Pope Francis is drawing attention to the immediate climate change threat to the Pacific Islands, says climate change minister James Shaw says.
Mr Shaw and Pacific Peoples Minister Aupito William Sio are representing New Zealand at climate talks in Germany, and on the way there had an audience with Pope Francis at the Vatican.
The COP23 conference in Bonn is being convened under the presidency of Fiji, giving the international meeting a decidedly Pacific feel and focus.
Mr Shaw said delegates from Melanesia, Micronesia and Polynesia read statements at the Vatican meeting on different facets of the climate challenge. Pope Francis responded drawing on his encyclical of 2015, in which he described climate change as a global problem with grave implications.
"He is extremely concerned about the territorial threat from rising sea levels and about the state of the oceans," Mr Shaw said.
"[Pope Francis] is now drawing attention specifically to the immediate threat that the islands are facing" - James Shaw
"He is continuing to use the weight of his office and his influence to draw attention to the environment in general, but climate change specifically.
"The reason it's such a big deal for the Pacific Islands is that he's now drawing attention specifically to the immediate threat that the islands are facing."

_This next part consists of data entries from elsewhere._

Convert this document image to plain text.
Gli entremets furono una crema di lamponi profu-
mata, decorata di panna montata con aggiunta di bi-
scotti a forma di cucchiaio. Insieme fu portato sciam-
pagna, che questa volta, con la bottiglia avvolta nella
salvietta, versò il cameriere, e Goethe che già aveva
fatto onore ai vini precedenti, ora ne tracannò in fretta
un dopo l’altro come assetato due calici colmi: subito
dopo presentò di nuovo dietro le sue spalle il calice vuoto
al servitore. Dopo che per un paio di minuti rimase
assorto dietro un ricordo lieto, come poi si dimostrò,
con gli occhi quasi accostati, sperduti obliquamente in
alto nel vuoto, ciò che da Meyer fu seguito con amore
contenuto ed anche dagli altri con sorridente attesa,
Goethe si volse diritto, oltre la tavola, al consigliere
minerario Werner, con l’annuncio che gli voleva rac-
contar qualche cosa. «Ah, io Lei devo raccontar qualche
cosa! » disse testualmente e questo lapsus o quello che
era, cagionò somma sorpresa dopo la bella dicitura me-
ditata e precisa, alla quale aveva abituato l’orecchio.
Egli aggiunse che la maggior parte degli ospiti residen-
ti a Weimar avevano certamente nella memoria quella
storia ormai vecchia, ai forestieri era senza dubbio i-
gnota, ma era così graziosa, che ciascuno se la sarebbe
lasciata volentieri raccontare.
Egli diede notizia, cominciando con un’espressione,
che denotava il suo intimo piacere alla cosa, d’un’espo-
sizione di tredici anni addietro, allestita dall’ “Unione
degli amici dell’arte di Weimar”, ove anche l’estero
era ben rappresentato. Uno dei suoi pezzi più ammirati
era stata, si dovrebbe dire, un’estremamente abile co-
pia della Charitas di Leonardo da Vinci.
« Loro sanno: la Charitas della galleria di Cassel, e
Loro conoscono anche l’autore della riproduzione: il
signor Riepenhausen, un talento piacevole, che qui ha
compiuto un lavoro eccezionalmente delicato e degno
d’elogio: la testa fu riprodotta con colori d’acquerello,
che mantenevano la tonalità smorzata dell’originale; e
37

Mr Shaw said last month the government would consider creating a new visa category for people from the Pacific displaced by climate change.
Mr Shaw said rival delegations of US state governors and mayors at the summit was "talking at cross purposes" with the official federal government delegation.
The US government announced earlier this year it was withdrawing form the Paris Agreement on climate change, but cannot leave the agreement until 2020 so it has sent a team of negotiators to this meeting.
"There's a number of states and cities where the mayors and the governors have declared that they still intend to act as if the US government is part of the Paris agreement, Mr Shaw said.
"Those cities and states collectively add up to a substantial portion of the US economy.
"There is a strong counter movement in the US that wants the rest of the world to know that there is a strong push for the US to stay in the agreement."